OpenAI said it is shutting down the Sora app, ending one of its biggest pushes into AI video creation just months after expanding the product into a standalone mobile experience.
In a post on X, the Sora team said it was “saying goodbye” to the app and would soon share timelines for both the app and the API, along with guidance on how users can preserve their work.
The company did not give a reason in its public statement, leaving creators, developers, and industry watchers waiting for clarity on how long the service will remain available and what the transition will look like for saved projects and workflows tied to the API.
Despite the company’s silence, users and analysts said the decision was driven by two persistent challenges: the high computing cost of running AI video at scale and rising concern over deepfakes and other abusive content.
Brief Journey, Big Numbers
Sora began as OpenAI’s text-to-video model and was opened to web users in December 2024 through sora.com. The mobile version arrived later, with OpenAI’s help pages showing invite-only iOS access beginning on Sept. 30, 2025, followed by an Android rollout in November.
During that brief run, Sora drew millions of downloads and quickly emerged as one of OpenAI’s most visible consumer bets in AI video. Public estimates suggest the app peaked at about 3.33 million downloads in November 2025 alone, while the cost of generating a 10-second clip was estimated at roughly $1.30, putting OpenAI’s daily Sora bill at as much as $15 million.
Disney Exits as OpenAI Pulls Back
The Sora shutdown also brings OpenAI’s content partnership with Walt Disney to an end.

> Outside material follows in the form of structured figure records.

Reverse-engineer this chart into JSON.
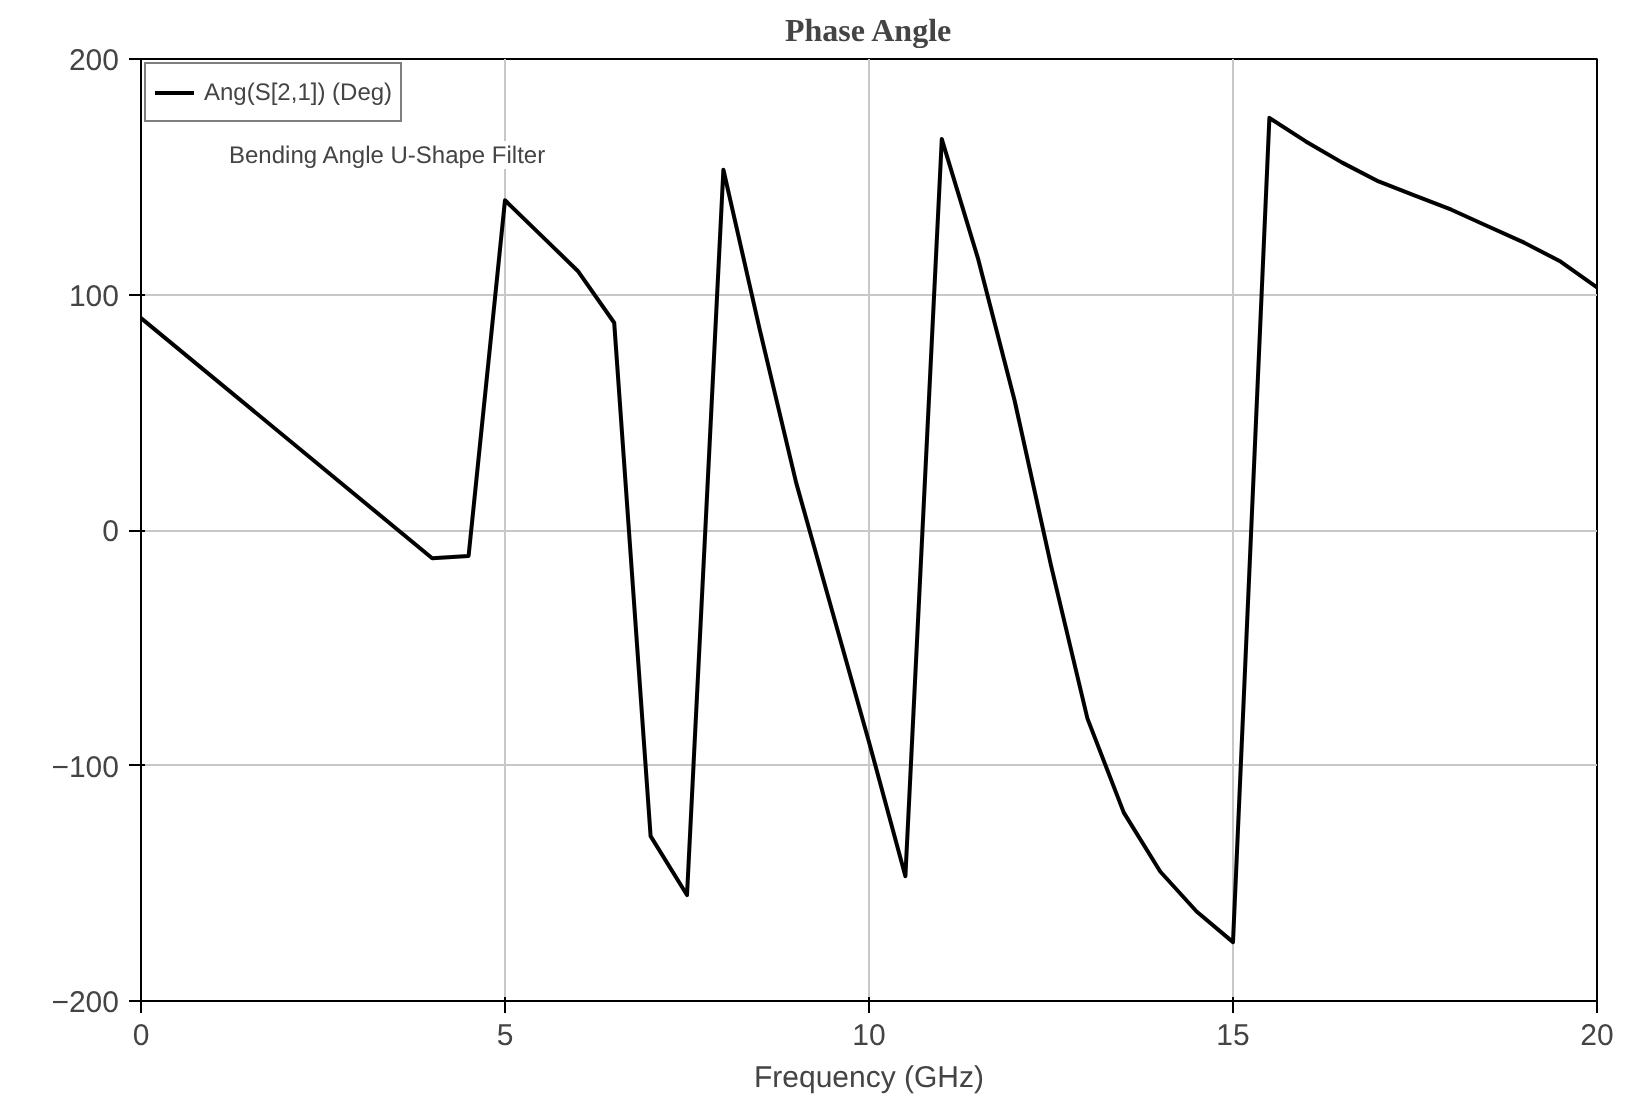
{
  "chart_data": {
    "type": "line",
    "title": "Phase Angle",
    "xlabel": "Frequency (GHz)",
    "x": [
      0,
      4,
      4.5,
      5,
      5.5,
      6,
      6.5,
      7,
      7.5,
      8,
      8.5,
      9,
      9.5,
      10,
      10.5,
      11,
      11.5,
      12,
      12.5,
      13,
      13.5,
      14,
      14.5,
      15,
      15.5,
      16,
      16.5,
      17,
      17.5,
      18,
      18.5,
      19,
      19.5,
      20
    ],
    "series": [
      {
        "name": "Ang(S[2,1]) (Deg)",
        "color": "#000000",
        "values": [
          90,
          -12,
          -11,
          140,
          125,
          110,
          88,
          -130,
          -155,
          153,
          85,
          20,
          -35,
          -90,
          -147,
          166,
          115,
          55,
          -15,
          -80,
          -120,
          -145,
          -162,
          -175,
          175,
          165,
          156,
          148,
          142,
          136,
          129,
          122,
          114,
          103
        ]
      }
    ],
    "annotations": [
      "Bending Angle U-Shape Filter"
    ],
    "xlim": [
      0,
      20
    ],
    "ylim": [
      -200,
      200
    ],
    "xticks": [
      0,
      5,
      10,
      15,
      20
    ],
    "yticks": [
      -200,
      -100,
      0,
      100,
      200
    ],
    "grid": true,
    "legend": "top left",
    "line_style": "solid",
    "marker": "none"
  }
}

Following OpenAI’s announcement, Disney said it respects OpenAI’s decision to move away from video generation and shift its priorities, adding it will explore other AI platforms that can use the technology responsibly and without infringing intellectual property rights.
The deal came as Hollywood and AI companies were battling over the use of copyrighted material. By signing on in December, Disney became the first major studio to allow OpenAI to use its characters in AI video tools, giving Sora users access to Disney’s intellectual property. At the time, it helped cool some of the legal tension and suggested at least part of Hollywood was open to cutting deals, not just filing lawsuits.